6. Integration with other devices
If you've ever worked on a vision application, you'll know that vision is often part of a larger control system. In industrial automation, your vision application might require:
The actuator classifies the products.
The inspection results are communicated to the robot controller, programmable logic controller (PLC), or embedded system.
Save images and data to a web server.
Transmit inspection parameters and results to the local or remote user interface.
Typically, for scientific imaging applications, you must combine vision and motion phases, data acquisition systems, microscopes, specialized optics, and advanced triggering.
As a leading supplier of industrial control, data acquisition, and motion control products, NI designs vision products that can be used with these and other common components. Whether you need to communicate with a PLC via DeviceNet or with a microscope via a serial bus, you can use NI vision products for communication.
7. Price
There are many types of vision packages. Many companies cater to OEM customers by splitting their development libraries and selling algorithms separately. While the cost of each algorithm package may seem low, the total cost of a vision development package is often high. In addition, the licensing costs for each component, as well as application deployment, become complex and expensive.

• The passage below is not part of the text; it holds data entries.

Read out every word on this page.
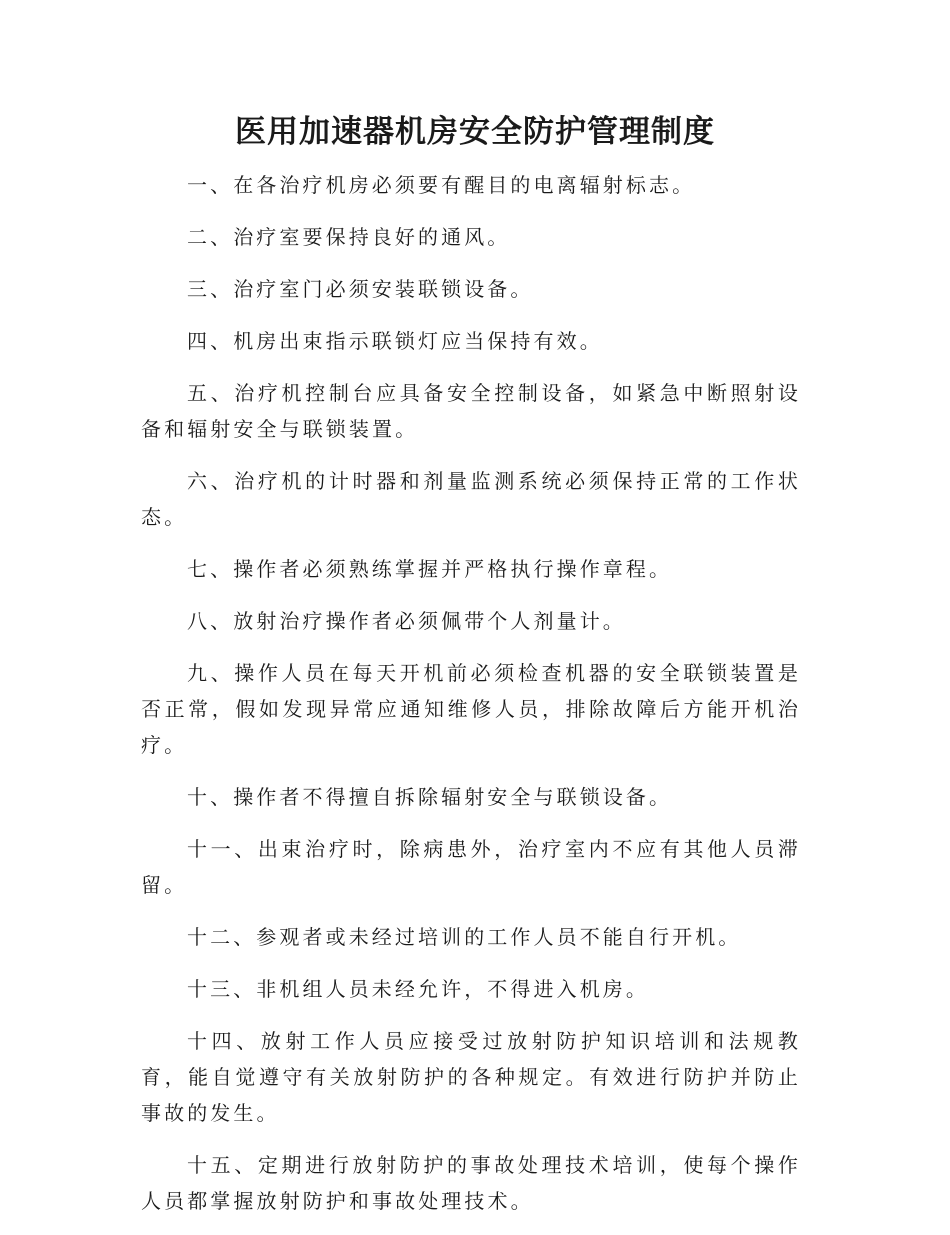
医用加速器机房安全防护管理制度

一、在各治疗机房必须要有醒目的电离辐射标志。

二、治疗室要保持良好的通风。

三、治疗室门必须安装联锁设备。

四、机房出束指示联锁灯应当保持有效。

五、治疗机控制台应具备安全控制设备，如紧急中断照射设备和辐射安全与联锁装置。

六、治疗机的计时器和剂量监测系统必须保持正常的工作状态。

七、操作者必须熟练掌握并严格执行操作章程。

八、放射治疗操作者必须佩带个人剂量计。

九、操作人员在每天开机前必须检查机器的安全联锁装置是否正常，假如发现异常应通知维修人员，排除故障后方能开机治疗。

十、操作者不得擅自拆除辐射安全与联锁设备。

十一、出束治疗时，除病患外，治疗室内不应有其他人员滞留。

十二、参观者或未经过培训的工作人员不能自行开机。

十三、非机组人员未经允许，不得进入机房。

十四、放射工作人员应接受过放射防护知识培训和法规教育，能自觉遵守有关放射防护的各种规定。有效进行防护并防止事故的发生。

十五、定期进行放射防护的事故处理技术培训，使每个操作人员都掌握放射防护和事故处理技术。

The Vision Development Module contains all the algorithms you need to tackle the most demanding vision challenges, allowing you to avoid researching, purchasing, and maintaining multiple software packages. Furthermore, deploying applications is very inexpensive – with a single vision deployment license, you can deploy executables using any number of vision algorithms. In addition, the NI CompactVisionSystem includes all the licenses needed to deploy your applications. Therefore, regardless of how much NI CompactVision System you use, you only need to purchase one copy of the VisionDevelopment Module or VisionBuilderAI.
8. Partners and integrators
NI manufactures hardware and software for image processing and machine vision. Because NI does not manufacture lighting, cameras, and optics, the company works closely with other specialists.
Over the past decade, NI's vision products have helped meet thousands of different application challenges, from inspecting automotive parts to assisting cancer research. While NI vision tools are designed for end users, larger applications may require expert vision assistance. To help you with application development, NI collaborates with over 1,000 NI Alliance partners who can help you select the right components or build a complete turnkey solution for you.
9. Technical Support
While NI vision software is designed to be easy to use, getting help when you need it is crucial. NI sells vision software directly to its customers and provides direct product support. Resellers or third parties are never intermediaries between you and qualified NI engineers. When you need an expert, you can contact one of hundreds of application engineers by phone or email.